Lettera / Riduzione allo stato laicale: per curare o per fulminare?
Caro Valli,
seguo da anni il suo blog e lo apprezzo molto.
Mi rivolgo a lei, ai lettori e ai suoi pregiatissimi collaboratori per sottoporre una mia considerazione, personalissima e magari peregrina.
Ho appreso della recente riduzione allo stato laicale di un sacerdote diocesano, l’ennesima.
La trafila è sempre la stessa: sospensione, scomunica e riduzione allo stato laicale. Le prime due appartengono alla categoria delle pene medicinali e la terza a quella delle pene espiatorie.
Chi apertamente e convintamente dichiara di non riconoscere la comunione con la Chiesa, che si rende visibile attraverso la sua gerarchia, si mette fuori da solo, si “scomunica”: questo è chiaro.
Ma l’autorità che gli commina la pena della scomunica dovrebbe farlo con estremo dolore e con l’intento di restaurare quanto prima la comunione. Per questo si chiamano “pene medicinali”: servono come terapia, per ritrovare la salute. C’è un malato, un medico e una medicina: il medico ama il malato e si adopera in ogni modo per la sua guarigione.
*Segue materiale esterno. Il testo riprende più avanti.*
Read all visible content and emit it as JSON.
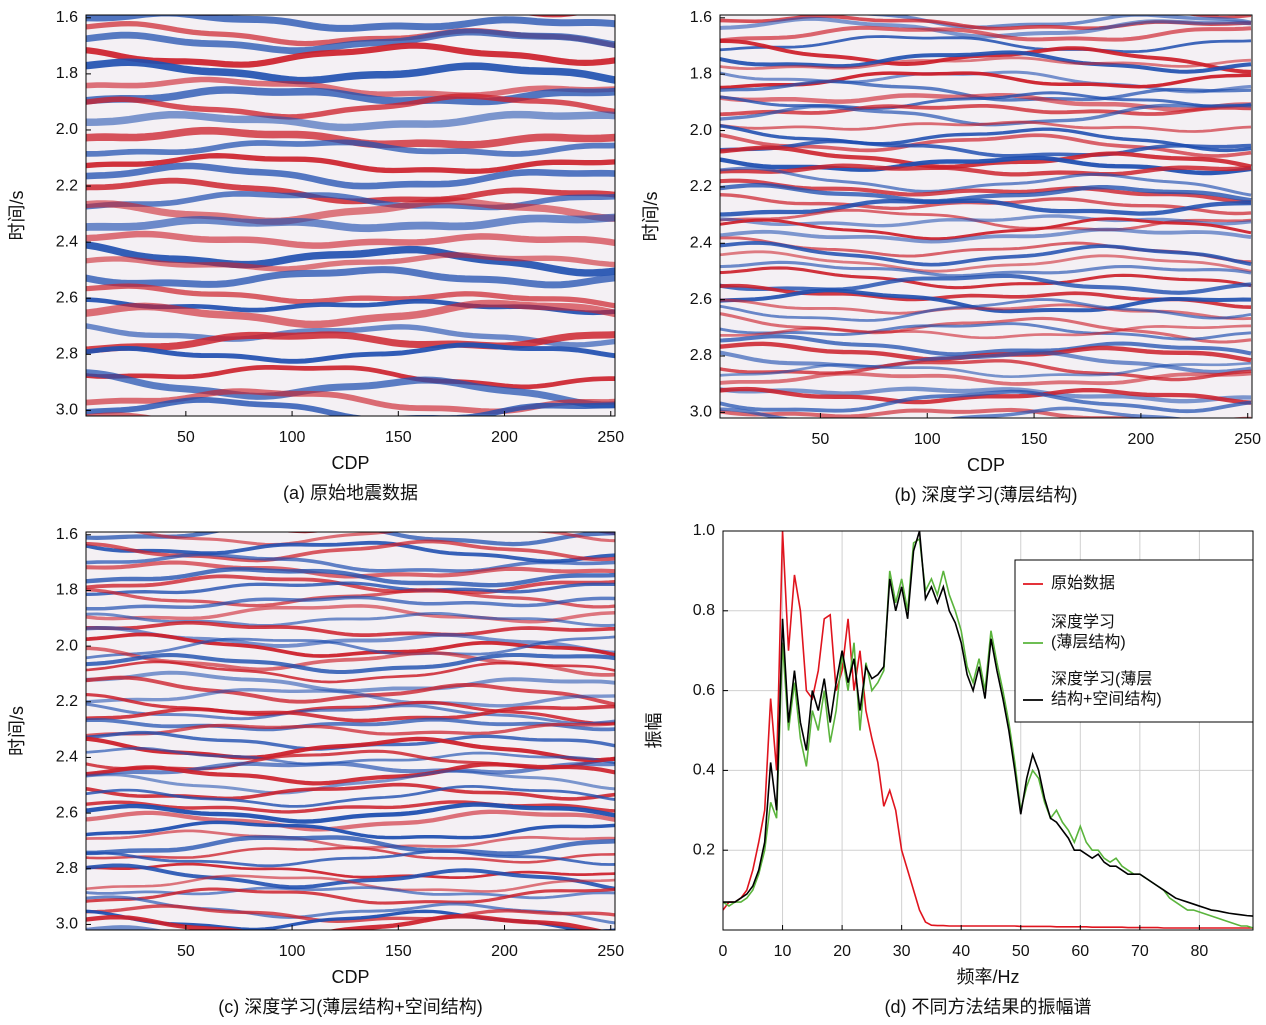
{
  "chart_data": [
    {
      "type": "seismic",
      "caption": "(a) 原始地震数据",
      "xlabel": "CDP",
      "ylabel": "时间/s",
      "y_inverted": true,
      "xlim": [
        3,
        252
      ],
      "ylim": [
        1.59,
        3.02
      ],
      "xticks": [
        50,
        100,
        150,
        200,
        250
      ],
      "yticks": [
        1.6,
        1.8,
        {
          "value": 2,
          "label": "2.0"
        },
        2.2,
        2.4,
        2.6,
        2.8,
        {
          "value": 3,
          "label": "3.0"
        }
      ]
    },
    {
      "type": "seismic",
      "caption": "(b) 深度学习(薄层结构)",
      "xlabel": "CDP",
      "ylabel": "时间/s",
      "y_inverted": true,
      "xlim": [
        3,
        252
      ],
      "ylim": [
        1.59,
        3.02
      ],
      "xticks": [
        50,
        100,
        150,
        200,
        250
      ],
      "yticks": [
        1.6,
        1.8,
        {
          "value": 2,
          "label": "2.0"
        },
        2.2,
        2.4,
        2.6,
        2.8,
        {
          "value": 3,
          "label": "3.0"
        }
      ]
    },
    {
      "type": "seismic",
      "caption": "(c) 深度学习(薄层结构+空间结构)",
      "xlabel": "CDP",
      "ylabel": "时间/s",
      "y_inverted": true,
      "xlim": [
        3,
        252
      ],
      "ylim": [
        1.59,
        3.02
      ],
      "xticks": [
        50,
        100,
        150,
        200,
        250
      ],
      "yticks": [
        1.6,
        1.8,
        {
          "value": 2,
          "label": "2.0"
        },
        2.2,
        2.4,
        2.6,
        2.8,
        {
          "value": 3,
          "label": "3.0"
        }
      ]
    },
    {
      "type": "line",
      "caption": "(d) 不同方法结果的振幅谱",
      "xlabel": "频率/Hz",
      "ylabel": "振幅",
      "grid": true,
      "legend": "top-right",
      "xlim": [
        0,
        89
      ],
      "ylim": [
        0,
        1
      ],
      "xticks": [
        0,
        10,
        20,
        30,
        40,
        50,
        60,
        70,
        80
      ],
      "yticks": [
        0.2,
        0.4,
        0.6,
        0.8,
        {
          "value": 1,
          "label": "1.0"
        }
      ],
      "x": [
        0,
        1,
        2,
        3,
        4,
        5,
        6,
        7,
        8,
        9,
        10,
        11,
        12,
        13,
        14,
        15,
        16,
        17,
        18,
        19,
        20,
        21,
        22,
        23,
        24,
        25,
        26,
        27,
        28,
        29,
        30,
        31,
        32,
        33,
        34,
        35,
        36,
        37,
        38,
        39,
        40,
        41,
        42,
        43,
        44,
        45,
        46,
        47,
        48,
        49,
        50,
        51,
        52,
        53,
        54,
        55,
        56,
        57,
        58,
        59,
        60,
        61,
        62,
        63,
        64,
        65,
        66,
        67,
        68,
        69,
        70,
        71,
        72,
        73,
        74,
        75,
        76,
        77,
        78,
        79,
        80,
        81,
        82,
        83,
        84,
        85,
        86,
        87,
        88,
        89
      ],
      "series": [
        {
          "name": "原始数据",
          "color": "#e0141e",
          "values": [
            0.05,
            0.07,
            0.07,
            0.08,
            0.1,
            0.15,
            0.22,
            0.3,
            0.58,
            0.4,
            1.0,
            0.7,
            0.89,
            0.8,
            0.6,
            0.58,
            0.65,
            0.78,
            0.79,
            0.6,
            0.65,
            0.78,
            0.6,
            0.7,
            0.55,
            0.48,
            0.42,
            0.31,
            0.35,
            0.3,
            0.2,
            0.15,
            0.1,
            0.05,
            0.02,
            0.012,
            0.011,
            0.011,
            0.01,
            0.01,
            0.01,
            0.01,
            0.01,
            0.01,
            0.01,
            0.01,
            0.01,
            0.01,
            0.01,
            0.01,
            0.009,
            0.009,
            0.009,
            0.009,
            0.009,
            0.009,
            0.008,
            0.008,
            0.008,
            0.008,
            0.008,
            0.008,
            0.007,
            0.007,
            0.007,
            0.007,
            0.007,
            0.007,
            0.006,
            0.006,
            0.006,
            0.006,
            0.006,
            0.006,
            0.005,
            0.005,
            0.005,
            0.005,
            0.005,
            0.005,
            0.005,
            0.005,
            0.005,
            0.005,
            0.005,
            0.005,
            0.005,
            0.005,
            0.005,
            0.005
          ]
        },
        {
          "name": "深度学习\n(薄层结构)",
          "color": "#5ab43c",
          "values": [
            0.07,
            0.06,
            0.07,
            0.07,
            0.08,
            0.1,
            0.14,
            0.2,
            0.32,
            0.28,
            0.72,
            0.5,
            0.62,
            0.48,
            0.41,
            0.55,
            0.5,
            0.6,
            0.47,
            0.55,
            0.69,
            0.6,
            0.72,
            0.5,
            0.67,
            0.6,
            0.62,
            0.65,
            0.9,
            0.82,
            0.88,
            0.8,
            0.97,
            0.98,
            0.85,
            0.88,
            0.84,
            0.9,
            0.84,
            0.8,
            0.75,
            0.66,
            0.62,
            0.68,
            0.6,
            0.75,
            0.67,
            0.6,
            0.52,
            0.42,
            0.3,
            0.36,
            0.4,
            0.38,
            0.32,
            0.28,
            0.3,
            0.27,
            0.25,
            0.22,
            0.26,
            0.22,
            0.2,
            0.2,
            0.18,
            0.17,
            0.18,
            0.16,
            0.15,
            0.14,
            0.14,
            0.13,
            0.12,
            0.11,
            0.1,
            0.08,
            0.07,
            0.06,
            0.05,
            0.05,
            0.045,
            0.04,
            0.035,
            0.03,
            0.025,
            0.02,
            0.015,
            0.01,
            0.01,
            0.005
          ]
        },
        {
          "name": "深度学习(薄层\n结构+空间结构)",
          "color": "#000000",
          "values": [
            0.07,
            0.07,
            0.07,
            0.08,
            0.09,
            0.11,
            0.15,
            0.22,
            0.42,
            0.3,
            0.78,
            0.52,
            0.65,
            0.52,
            0.45,
            0.6,
            0.55,
            0.63,
            0.52,
            0.62,
            0.7,
            0.62,
            0.68,
            0.55,
            0.66,
            0.63,
            0.64,
            0.66,
            0.88,
            0.8,
            0.86,
            0.78,
            0.95,
            1.0,
            0.83,
            0.86,
            0.82,
            0.86,
            0.8,
            0.77,
            0.72,
            0.64,
            0.6,
            0.66,
            0.58,
            0.73,
            0.65,
            0.58,
            0.5,
            0.4,
            0.29,
            0.38,
            0.44,
            0.4,
            0.33,
            0.28,
            0.27,
            0.25,
            0.23,
            0.2,
            0.2,
            0.19,
            0.18,
            0.19,
            0.17,
            0.16,
            0.16,
            0.15,
            0.14,
            0.14,
            0.14,
            0.13,
            0.12,
            0.11,
            0.1,
            0.09,
            0.08,
            0.075,
            0.07,
            0.065,
            0.06,
            0.055,
            0.05,
            0.048,
            0.045,
            0.042,
            0.04,
            0.038,
            0.036,
            0.035
          ]
        }
      ]
    }
  ]
}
In questo senso, ad esempio, va la scomunica prescritta da san Benedetto nella sua Regola, perché il monaco si emendi e, risanato, possa essere riammesso alla pratica della vita comunitaria.
Stando a quanto dichiarato nell’ultimo canone del Codice di diritto canonico, la legge suprema della Chiesa è la salus animarum, la salvezza delle anime. A questo s’orienta, o dovrebbe orientarsi, ogni intervento dell’autorità, nei confronti di ogni battezzato, sacerdote o laico che sia.
Infatti “Dio non ha mandato il Figlio nel mondo per giudicare il mondo, ma perché il mondo si salvi per mezzo di lui” (Gv 3,17).
Ebbene, la mia impressione, di laico qualunque, è che attualmente ci sia un ricorso eccessivo alla pena della riduzione allo stato laicale: quasi che si voglia allontanare definitivamente la possibilità di un ravvedimento. Visto dall’esterno, il ricorso a questa pena comunica una volontà di fulminare implacabilmente e definitivamente il reo. Cui prodest? Alle volte parrebbe a beneficio dell’opinione pubblica e/o per tacitare ogni dissenso. Motivazioni, queste, che dovrebbero essere assolutamente aliene alla prassi di Santa Madre Chiesa.
Forse interpreto male. Ci saranno criteri canonici da seguire per comminare pene corrispondenti ai reati. Almeno me lo auguro. Certo l’impressione di un uso strumentale e poco “soprannaturale” delle pene canoniche, specie le più severe, resta. Che siano esse diventate instrumentum regni e non più mezzo di paterna e cristiana correzione?